Cultura

9/1/2003|787

Cine argentino en el 2002

“Números cantan”, dice un refrán español. Y algunos tienen la mala costumbre de pensar los hechos de la cultura bajo esa brumosa perspectiva. En el caso del cine nacional, guiarse sólo por el número de películas estrenadas a lo largo del 2002, arrojaría un saldo, por lo menos, exitista.


En la temporada que termina se estrenaron 47 películas. El mismo número que en el 2001 y diez más que en 1999. Claro que lo que no puede compararse de un año a otro son las dificultades para producir, promocionar y estrenar. Con una moneda devaluada un 70% tras la muerte de la convertibilidad, es obvio que los costos y las previsiones traspasaron la estratósfera.

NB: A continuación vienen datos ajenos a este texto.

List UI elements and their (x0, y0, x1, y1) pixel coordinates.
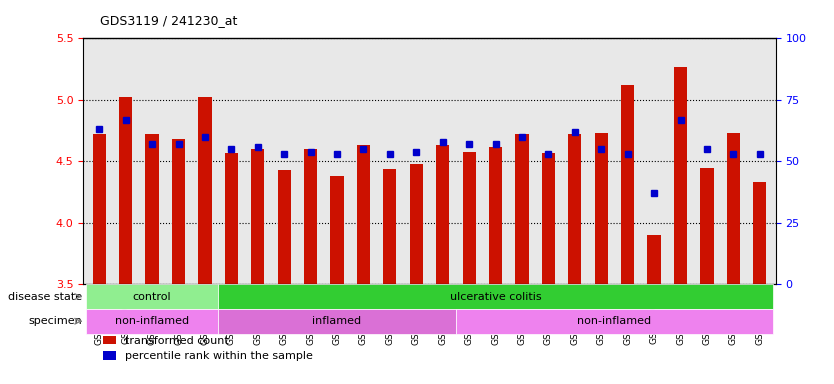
Bar (436, 146, 450, 284)
Bar (278, 170, 291, 284)
Bar (224, 153, 238, 284)
FancyBboxPatch shape (86, 284, 219, 309)
Bar (753, 182, 766, 284)
Bar (251, 149, 264, 284)
Text: non-inflamed: non-inflamed (577, 316, 651, 326)
Text: inflamed: inflamed (313, 316, 362, 326)
Text: non-inflamed: non-inflamed (115, 316, 189, 326)
Legend: transformed count, percentile rank within the sample: transformed count, percentile rank withi… (103, 336, 313, 361)
Text: GDS3119 / 241230_at: GDS3119 / 241230_at (100, 14, 238, 27)
Bar (463, 152, 475, 284)
Bar (647, 235, 661, 284)
Bar (726, 133, 740, 284)
Bar (384, 169, 396, 284)
FancyBboxPatch shape (219, 309, 456, 334)
FancyBboxPatch shape (219, 284, 773, 309)
Bar (145, 134, 158, 284)
Bar (409, 164, 423, 284)
FancyBboxPatch shape (456, 309, 773, 334)
Bar (357, 146, 370, 284)
Text: ulcerative colitis: ulcerative colitis (450, 291, 541, 301)
Bar (542, 153, 555, 284)
Bar (674, 67, 687, 284)
Bar (568, 134, 581, 284)
Text: specimen: specimen (28, 316, 82, 326)
Bar (304, 149, 317, 284)
Bar (701, 167, 714, 284)
Bar (198, 98, 212, 284)
Bar (119, 98, 133, 284)
Bar (330, 176, 344, 284)
Text: control: control (133, 291, 172, 301)
Text: disease state: disease state (8, 291, 82, 301)
FancyBboxPatch shape (86, 309, 219, 334)
Bar (489, 147, 502, 284)
Bar (515, 134, 529, 284)
Bar (595, 133, 608, 284)
Bar (93, 134, 106, 284)
Bar (621, 85, 635, 284)
Bar (172, 139, 185, 284)
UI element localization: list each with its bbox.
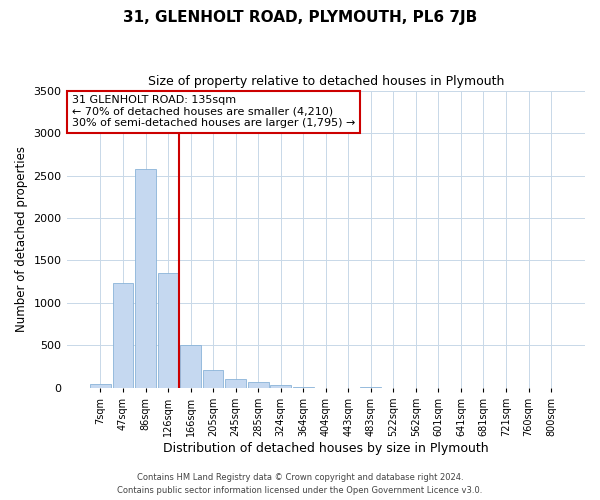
Bar xyxy=(225,378,246,388)
Bar xyxy=(203,370,223,388)
Bar xyxy=(271,386,291,388)
Bar xyxy=(248,382,269,388)
Text: Contains HM Land Registry data © Crown copyright and database right 2024.
Contai: Contains HM Land Registry data © Crown c… xyxy=(118,474,482,495)
Text: 31 GLENHOLT ROAD: 135sqm
← 70% of detached houses are smaller (4,210)
30% of sem: 31 GLENHOLT ROAD: 135sqm ← 70% of detach… xyxy=(72,95,355,128)
X-axis label: Distribution of detached houses by size in Plymouth: Distribution of detached houses by size … xyxy=(163,442,488,455)
Y-axis label: Number of detached properties: Number of detached properties xyxy=(15,146,28,332)
Bar xyxy=(135,168,156,388)
Bar xyxy=(158,273,178,388)
Bar xyxy=(113,284,133,388)
Title: Size of property relative to detached houses in Plymouth: Size of property relative to detached ho… xyxy=(148,75,504,88)
Text: 31, GLENHOLT ROAD, PLYMOUTH, PL6 7JB: 31, GLENHOLT ROAD, PLYMOUTH, PL6 7JB xyxy=(123,10,477,25)
Bar xyxy=(90,384,111,388)
Bar xyxy=(180,346,201,388)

Entre los 47 filmes, figuran óperas primas, películas de género, experimentos inquietantes y un gran número de trabajos que no exceden el rango de monografía universitaria. Reflexión al margen: sería sensato pasar en limpio los criterios que aplica el Instituto Nacional de Cine y Artes Audiovisuales, a la hora de subsidiar o no nuevas propuestas cinematográficas. De hecho, una buena proporción de esas 47 sólo sirvieron para abultar el saldo y, acaso, para dar barniz a la gestión de Jorge Coscia (director del Incaa y realizador de la fallida Luca, vive, estrenada en octubre).


Un listado de trabajos notables debería incluir: Historias mínimas (de Carlos Sorín, ver recuadro), El bonaerense (de Pablo Trapero), Un oso rojo (de Israel Adrián Caetano), Vidas privadas (ópera prima de Fito Páez) y Kamchatka (de Osvaldo Piñeyro). Quien haya visto todas ellas, comprenderá que se trata de “notables” en muy distinto sentido.

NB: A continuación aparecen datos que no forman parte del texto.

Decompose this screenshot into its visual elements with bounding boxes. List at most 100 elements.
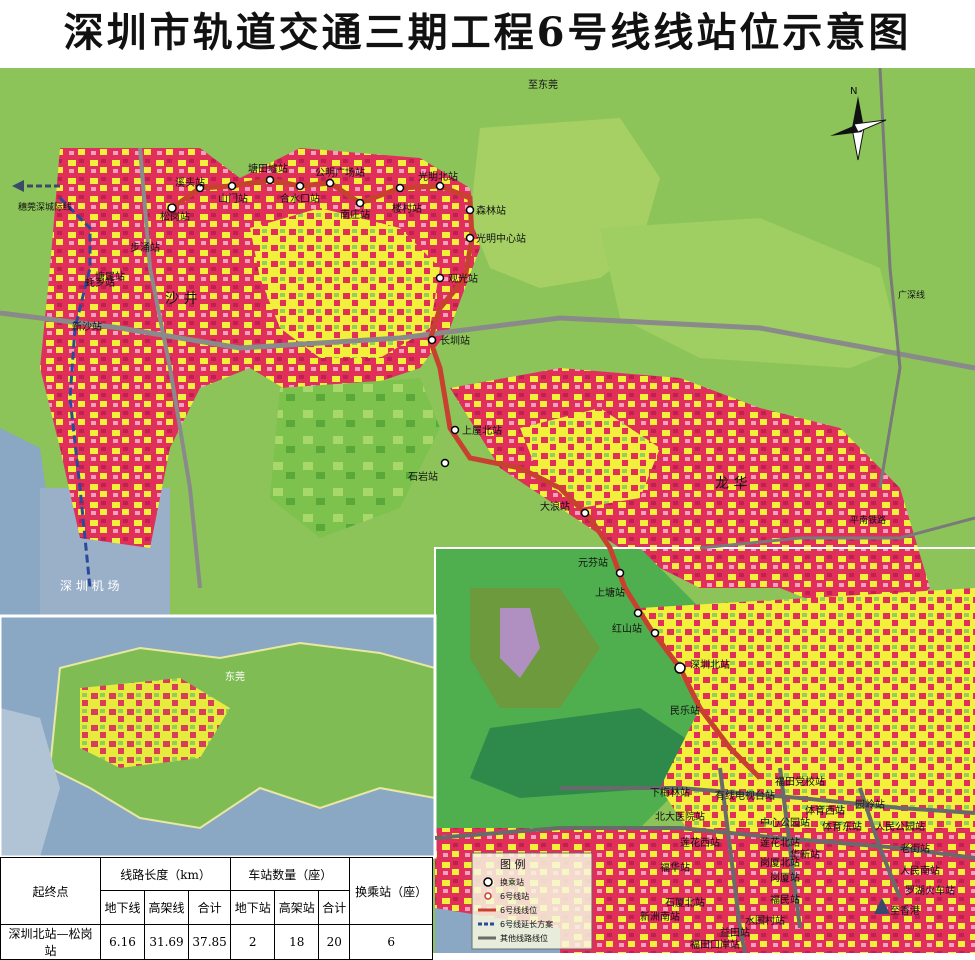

El bonaerense y Un oso rojo proponen puntos de vista divergentes para contar historias que, bien miradas, ocultan dos versiones posibles de la disgregación moral de los argentinos. En El bonaerense, Trapero cuenta la anécdota de un correntino (el Zapa) que “termina” integrando, involuntariamente, las filas de una maldita policía (con rasgos de corrupción atemperados) sin historia ni presente y, sobre todo, sin lazos que la vinculen al Estado, cómplice de sus crímenes y abusos.


En cambio, en Un oso rojo el protagonista es un ex convicto (el Oso) que, al quedar en libertad, se hace cargo “a su manera” del cuidado de su única hija. “Su manera” (es decir, la ética que impulsa cada uno de sus actos) es lo que distancia a Caetano de Trapero. Una línea de texto basta para demostrarlo: “Todo dinero es robado”, afirma el Oso (Hugo Chávez, en impecable interpretación) y en esa frase hasta el más despistado pudo leer una síntesis de los últimos treinta años de historia nacional.


Por su parte, Vidas privadas y Kamchatka indagaron la cuestión de los desaparecidos durante la última dictadura militar. La primera, bajo la mirada inexperta del músico rosarino que, a fuerza de cargar las tintas sobre el drama de un hijo expropiado, terminó haciendo un diagnóstico más que reaccionario, que encrespó a los miembros de la organización H.I.J.O.S.


Por el contrario, y a pesar de su levedad (el relator es un niño de diez años), Kamchatka tuvo una virtud: la anécdota muestra a una pareja de profesionales perseguidos y presuntamente desaparecidos (Ricardo Darín y Cecilia Roth) pero no especifica ni el grado de compromiso político ni su filiación partidaria. Tal omisión se explica sólo por la voluntad de hacer hincapié en la brutal política de exterminio llevada a cabo entre el ‘76 y el ‘82. Toda una decisión que no merece ser subestimada.